L’armée française quitte le Niger. Plus de 1500 hommes ne participeront plus au côté des forces nigériennes à la lutte contre les groupes armés djihadistes. Le Niger doit lutter à ses frontières avec le Mali et le Burkina Faso contre la propagation de la menace terroriste. Quelles seront les conséquences du départ pour l’armée nigérienne ? Analyse.

C’était l’une des dernières grandes opérations de l’armée française au coté des forces armées nigériennes (FAN). Ce premier mai 2023 à quelques 20 kilomètres de la frontière avec le Mali, 70 parachutistes français et de soldats nigériens sautaient sur le Liptako nigérien, l’un des zones les plus dangereuses du pays, zone d’activité et de regroupement des forces djihadistes. L’opération allait durer une vingtaine de jours. Le drapeau du Niger flottait enfin sur le poste militaire renforcé (PMR) innocupé par les FAN depuis deux ans.

Le départ des Français du Niger ne crée pas un vide sécuritaire au niveau territorial.

Ces opérations conjointes sont désormais terminées depuis le coup d’Etat militaire du 26 juillet et le renversement du président Bazoum, élu démocratiquement. L’armée française va plier bagage d’ici la fin de l’année. Plus de 1500 hommes avec des drones armées et six avions de combat vont quitter le Niger et ne participeront plus à la lutte contre les groupes armés.

Le Niger doit faire face à l’est du pays dans la zone des trois frontières (Mali-Niger- Burkina Faso) à deux entités armés djihadistes puissantes, l’EIGS, l’État islamique dans le Grand Sahara et le GSIM, le Groupe de soutien à l’Islam et au musulmans affilié à Al-Qaïda.

L’armée nigérienne, forte de 30 000 hommes doit également faire face aux djihadistes issus de Boko Haram à la frontière avec le Nigeria dans le sud-ouest du pays. Ces derniers mois, avant le renversement du président Bazoum, l’armée nigérienne avait réussi à contenir les groupes djihadistes dans le pays.

« Au Mali, on a assisté à un affaiblissement durable et réel de la situation sécuritaire avec le départ des Français. L’armée française avait constitué une infrastructure militaire au Mali, notamment dans le nord du pays avec des bases créées ex-nihilo. Lorsque les militaires français ont quitté ces bases, les forces maliennes n’ont pas su, par faiblesse, les conserver.

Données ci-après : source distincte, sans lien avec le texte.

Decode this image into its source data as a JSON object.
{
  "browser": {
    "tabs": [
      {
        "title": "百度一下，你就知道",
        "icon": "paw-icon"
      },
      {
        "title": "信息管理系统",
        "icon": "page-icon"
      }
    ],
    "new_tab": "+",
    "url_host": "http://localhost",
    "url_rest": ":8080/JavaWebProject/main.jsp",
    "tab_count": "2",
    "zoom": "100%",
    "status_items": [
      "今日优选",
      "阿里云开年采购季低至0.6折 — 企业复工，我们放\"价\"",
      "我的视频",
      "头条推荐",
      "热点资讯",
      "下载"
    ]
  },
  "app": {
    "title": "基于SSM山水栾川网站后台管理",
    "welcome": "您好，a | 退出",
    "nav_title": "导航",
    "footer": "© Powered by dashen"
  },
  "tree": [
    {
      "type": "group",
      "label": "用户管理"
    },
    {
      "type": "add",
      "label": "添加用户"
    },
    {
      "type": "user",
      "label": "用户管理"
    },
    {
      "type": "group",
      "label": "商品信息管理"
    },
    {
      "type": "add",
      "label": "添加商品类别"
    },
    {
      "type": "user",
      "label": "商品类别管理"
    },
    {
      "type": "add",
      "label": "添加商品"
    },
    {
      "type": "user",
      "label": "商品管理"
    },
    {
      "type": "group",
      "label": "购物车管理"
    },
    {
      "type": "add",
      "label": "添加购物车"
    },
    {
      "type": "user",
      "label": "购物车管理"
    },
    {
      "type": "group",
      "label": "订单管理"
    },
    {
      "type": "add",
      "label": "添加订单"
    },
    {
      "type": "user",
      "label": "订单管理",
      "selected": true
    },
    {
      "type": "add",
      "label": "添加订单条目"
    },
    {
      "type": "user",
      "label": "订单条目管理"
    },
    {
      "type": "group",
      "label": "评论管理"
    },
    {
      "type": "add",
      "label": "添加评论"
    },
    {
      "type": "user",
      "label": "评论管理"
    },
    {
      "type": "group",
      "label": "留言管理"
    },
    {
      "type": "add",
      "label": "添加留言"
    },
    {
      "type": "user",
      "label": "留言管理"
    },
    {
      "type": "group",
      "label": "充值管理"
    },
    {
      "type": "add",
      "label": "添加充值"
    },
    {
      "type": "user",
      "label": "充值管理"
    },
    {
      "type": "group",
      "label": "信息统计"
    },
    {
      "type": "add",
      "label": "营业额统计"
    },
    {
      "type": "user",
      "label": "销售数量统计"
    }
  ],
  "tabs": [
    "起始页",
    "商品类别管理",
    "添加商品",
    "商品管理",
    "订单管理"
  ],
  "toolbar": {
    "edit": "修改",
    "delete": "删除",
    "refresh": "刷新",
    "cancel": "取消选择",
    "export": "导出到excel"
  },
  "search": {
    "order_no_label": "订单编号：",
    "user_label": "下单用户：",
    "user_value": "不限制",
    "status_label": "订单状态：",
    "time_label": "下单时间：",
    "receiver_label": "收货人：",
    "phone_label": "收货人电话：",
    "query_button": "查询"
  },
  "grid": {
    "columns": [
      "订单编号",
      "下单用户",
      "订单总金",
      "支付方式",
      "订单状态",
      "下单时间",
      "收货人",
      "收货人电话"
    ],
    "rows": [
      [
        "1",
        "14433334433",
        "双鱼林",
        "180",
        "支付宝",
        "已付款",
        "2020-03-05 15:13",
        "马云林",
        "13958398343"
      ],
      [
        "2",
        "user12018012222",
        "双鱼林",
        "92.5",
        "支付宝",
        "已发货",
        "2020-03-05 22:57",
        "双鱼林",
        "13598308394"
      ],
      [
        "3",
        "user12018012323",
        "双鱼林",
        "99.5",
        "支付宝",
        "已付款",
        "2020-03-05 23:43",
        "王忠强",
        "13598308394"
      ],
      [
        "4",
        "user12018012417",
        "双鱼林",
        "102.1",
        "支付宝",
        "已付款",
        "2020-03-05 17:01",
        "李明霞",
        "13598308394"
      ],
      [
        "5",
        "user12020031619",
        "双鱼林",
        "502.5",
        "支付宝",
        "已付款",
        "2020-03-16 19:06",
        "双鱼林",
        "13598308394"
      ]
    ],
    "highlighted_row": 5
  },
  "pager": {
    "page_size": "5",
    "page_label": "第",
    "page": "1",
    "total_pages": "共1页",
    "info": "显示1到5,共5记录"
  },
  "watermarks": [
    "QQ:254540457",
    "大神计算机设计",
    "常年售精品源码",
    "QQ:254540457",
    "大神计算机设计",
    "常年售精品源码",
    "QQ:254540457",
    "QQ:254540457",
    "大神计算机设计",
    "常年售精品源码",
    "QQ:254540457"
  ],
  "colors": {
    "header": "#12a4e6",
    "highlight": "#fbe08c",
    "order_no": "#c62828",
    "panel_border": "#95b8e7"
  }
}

Il y avait un vide territorial et sécuritaire à combler ». Cela n’est pas le cas au Niger selon Seidik Abba, journaliste nigérien, spécialiste des questions sécuritaires et auteur de « Mali, notre Afghanistan ».

L’armée nigérienne est une armée aguérrie et qui s’est transformée et équipée et qui fait face aux groupes armés notamment sous les présidence de Issoufou et de Bazoum.

Roland Marchal, chercheur à Sciences-Po Paris.

« Les soldats français logent dans les mêmes casernes et les mêmes bases que les forces nigériennes. Le départ des Français ne crée pas un vide sécuritaire au niveau territorial. Le cas le plus connu est celui de la base aérienne de Niamey près de l’aéroport de la ville où les soldats et aviateurs français sont aux coté des Nigériens », explique le journaliste. Roland Marchal, professeur à Sciences-Po Paris, lui ne craint pas à l’instar de Seidik Abba « un effondrement sécuritaire » du pays comparable à ce qui s’est passé au Mali et au Burkina. L’armée nigérienne face à la menace est « résiliente » estime lui Seidik Abba.

« L’armée nigérienne est une armée qui s’est aguérrie et qui s’est transformée sous les présidences de Mahamadou Issoufou (2011-2021) et Mohamed Bazoum (2021-2023) et qui s ‘est équipée et qui fait face aux groupes armés », décrit lui Roland Marchal. Le 24 mai dernier sous la présidence Bazoum la Turquie livrait six drones Bayraktar TB2 au Niger.

« Au Burkina Faso, de fait vous n’avez plus réellement d’armée. Au départ de Blaise Compaoré (président de 1987 à 2014), le nouveau régime a dissous sa garde présidentielle, le régiment de sécurité présidentielle, seule unité bien équipée. Les autorités bukinabé en ont été réduites à armer la population face aux groupes djihadistes », constate Roland Marchal.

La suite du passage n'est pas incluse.